Building Foundational Knowledge

UNITS

For Administrators & Teachers

2-4 Hours Each Unit, 10-20 Hours Total

Unit Goals

Unit 1: Why Are We Here? The Case for Improving Math Outcomes for All Students

Goals - At the conclusion of this unit, participants will be able to:

  1. Analyze data around how students are performing in the area of math across the state and within their county.

  2. Articulate the learner variability that exists across all students, examine areas of disproportionality when considering students with disabilities, and explore characteristics for each area of disability related to special education.

  3. Understand that each student needs to be considered as an individual, use profiles of student’s background, interests, strengths, and challenges to more fully understand the variability that exists across all students and recognize that a disability label does not define a student.

  4. Identify Executive Functions (those complex cognitive processes that support ongoing and goal directed behavior) as an area of learner variability and understand how these skills impact how students plan, organize, strategize, pay attention, remember, and manage within time and space in a math learning environment.

Unit 2: Evaluating Practices for Providing Access to All Students to Core Instruction and Rigorous Standards

Goals - At the conclusion of this unit, participants will be able to:

  1. Use data to analyze problems through the lens of Improvement Science. Participants will receive guided practice to:

    • Review local data and implement protocols to look at the data through a “ladder of inference”, develop a “problem of practice” statement, and develop an aim for improving practice.

    • Based on a “problem of practice”, implement protocols to determine root causes for the problem.

    • Delve deeper into the root cause of a problem by using protocols to determine what may potentially be driving the problem and begin to use that information to brainstorm change ideas.

  2. Describe the elements of an MTSS system currently in place at the site, and implement a protocol for looking at a process within their system for providing supports to individual students.

  3. Examine which service delivery options they are utilizing and evaluate their effectiveness in promoting high quality, equitable, and accessible core instruction that map toward college, career and civic life preparedness.

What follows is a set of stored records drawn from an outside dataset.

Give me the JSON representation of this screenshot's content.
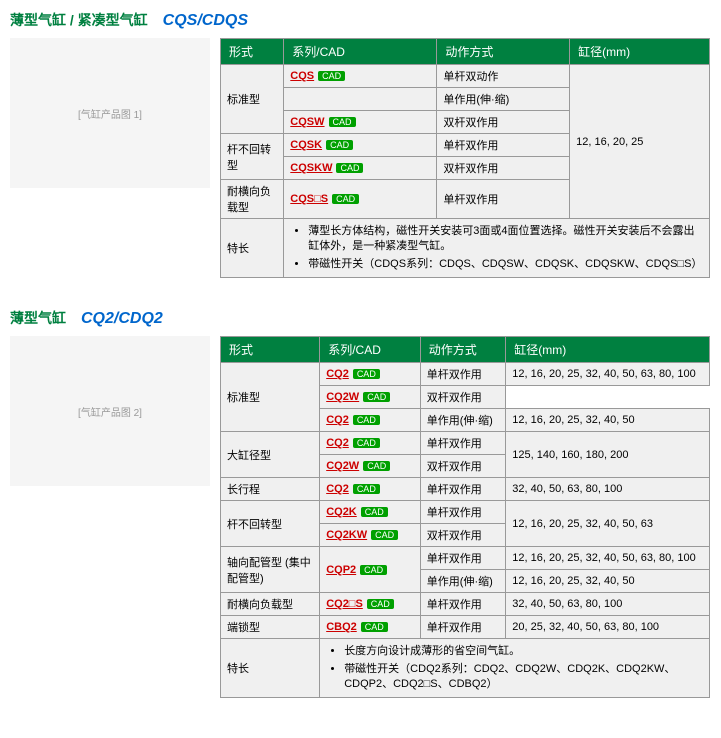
{
  "products": [
    {
      "title": "薄型气缸 / 紧凑型气缸",
      "model": "CQS/CDQS",
      "image_label": "[气缸产品图 1]",
      "headers": [
        "形式",
        "系列/CAD",
        "动作方式",
        "缸径(mm)"
      ],
      "cad_text": "CAD",
      "rows": [
        {
          "form": "标准型",
          "form_rowspan": 3,
          "series": "CQS",
          "action": "单杆双动作",
          "bore": "12, 16, 20, 25",
          "bore_rowspan": 6
        },
        {
          "series": "",
          "action": "单作用(伸·缩)"
        },
        {
          "series": "CQSW",
          "action": "双杆双作用"
        },
        {
          "form": "杆不回转型",
          "form_rowspan": 2,
          "series": "CQSK",
          "action": "单杆双作用"
        },
        {
          "series": "CQSKW",
          "action": "双杆双作用"
        },
        {
          "form": "耐横向负载型",
          "form_rowspan": 1,
          "series": "CQS□S",
          "action": "单杆双作用"
        }
      ],
      "feature_label": "特长",
      "features": [
        "薄型长方体结构，磁性开关安装可3面或4面位置选择。磁性开关安装后不会露出缸体外，是一种紧凑型气缸。",
        "带磁性开关（CDQS系列：CDQS、CDQSW、CDQSK、CDQSKW、CDQS□S）"
      ]
    },
    {
      "title": "薄型气缸",
      "model": "CQ2/CDQ2",
      "image_label": "[气缸产品图 2]",
      "headers": [
        "形式",
        "系列/CAD",
        "动作方式",
        "缸径(mm)"
      ],
      "cad_text": "CAD",
      "rows": [
        {
          "form": "标准型",
          "form_rowspan": 3,
          "series": "CQ2",
          "action": "单杆双作用",
          "bore": "12, 16, 20, 25, 32, 40, 50, 63, 80, 100"
        },
        {
          "series": "CQ2W",
          "action": "双杆双作用"
        },
        {
          "series": "CQ2",
          "action": "单作用(伸·缩)",
          "bore": "12, 16, 20, 25, 32, 40, 50"
        },
        {
          "form": "大缸径型",
          "form_rowspan": 2,
          "series": "CQ2",
          "action": "单杆双作用",
          "bore": "125, 140, 160, 180, 200",
          "bore_rowspan": 2
        },
        {
          "series": "CQ2W",
          "action": "双杆双作用"
        },
        {
          "form": "长行程",
          "form_rowspan": 1,
          "series": "CQ2",
          "action": "单杆双作用",
          "bore": "32, 40, 50, 63, 80, 100"
        },
        {
          "form": "杆不回转型",
          "form_rowspan": 2,
          "series": "CQ2K",
          "action": "单杆双作用",
          "bore": "12, 16, 20, 25, 32, 40, 50, 63",
          "bore_rowspan": 2
        },
        {
          "series": "CQ2KW",
          "action": "双杆双作用"
        },
        {
          "form": "轴向配管型 (集中配管型)",
          "form_rowspan": 2,
          "series": "CQP2",
          "series_rowspan": 2,
          "action": "单杆双作用",
          "bore": "12, 16, 20, 25, 32, 40, 50, 63, 80, 100"
        },
        {
          "action": "单作用(伸·缩)",
          "bore": "12, 16, 20, 25, 32, 40, 50"
        },
        {
          "form": "耐横向负载型",
          "form_rowspan": 1,
          "series": "CQ2□S",
          "action": "单杆双作用",
          "bore": "32, 40, 50, 63, 80, 100"
        },
        {
          "form": "端锁型",
          "form_rowspan": 1,
          "series": "CBQ2",
          "action": "单杆双作用",
          "bore": "20, 25, 32, 40, 50, 63, 80, 100"
        }
      ],
      "feature_label": "特长",
      "features": [
        "长度方向设计成薄形的省空间气缸。",
        "带磁性开关（CDQ2系列：CDQ2、CDQ2W、CDQ2K、CDQ2KW、CDQP2、CDQ2□S、CDBQ2）"
      ]
    }
  ]
}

Unit 3: Universal Design for Learning, Mathematical Mindset, and Shifts in Practice

Goals - At the conclusion of this unit, participants will be able to:

  1. Explore current opinions and beliefs about math, relate these to a “productive” math mindset, and understand how our beliefs affect the types of learning opportunities we provide students.

  2. Apply the principles of UDL to a math learning environment:

    • Understand the relationship between three basic learning networks established in neuroscience research, and how we structure learning to effectively engage each network in a UDL model.

    • Relate these with specific UDL guidelines that enable students to effectively activate each network.

    • Apply this to math talk activities, observing barriers that individual students may experience in these math activities.

  3. Explore what the UDL definition of “expert learning” is and how that relates to students’ agency, ownership and identify with mathematics; observe for evidence of these characteristics in videos of math lessons and apply to the belief that the types of learning opportunities we provide students supports the development of expert learners.

Unit 4: Strategies that Support Inclusive Math Learning

Goals - At the conclusion of this unit, participants will be able to:

  1. Identify barriers in the learning environment specific to individual students’ needs.

  2. Using the information we have about a variety of individual learners (case profiles), identify strengths and interests that can be leveraged as well as potential barriers those students may have in accessing instruction.

  3. Given a recent math lesson plan, and considering a current student or case profile, use CAST’s “Designing to Remove Barriers” tool to identify potential barriers, identify an applicable UDL guideline to address the barrier, and use the checkpoints to identify options or strategies to incorporate into the lesson.

  4. Be able to identify elements of high-quality tasks and use a variety of resources to support changing tasks or activities to be higher quality.

Unit 5: Administrative Leadership in Supporting Effective Change (Admin only)

Goals - At the conclusion of this unit, participants will be able to:

  1. Identify what mindsets or mental models need to shift in order for us to address the root causes of why our students have challenges with math achievement.

  2. Use a variety of tools to observe instruction for evidence of universally designed learning environments and reflect on a continuum of coaching stances (direct...facilitate...inquire) to implement with teachers.

  3. Evaluate collaborative practices at their site, and use this inventory to prioritize next steps around improving collaborative and inclusive practices by addressing a) instructional setting for special education students; or b) building a site-wide system of support.

  4. Use a variety of tools to evaluate how students currently access tier 2 or tier 3 supports to identify potential gaps or problem areas that need addressing.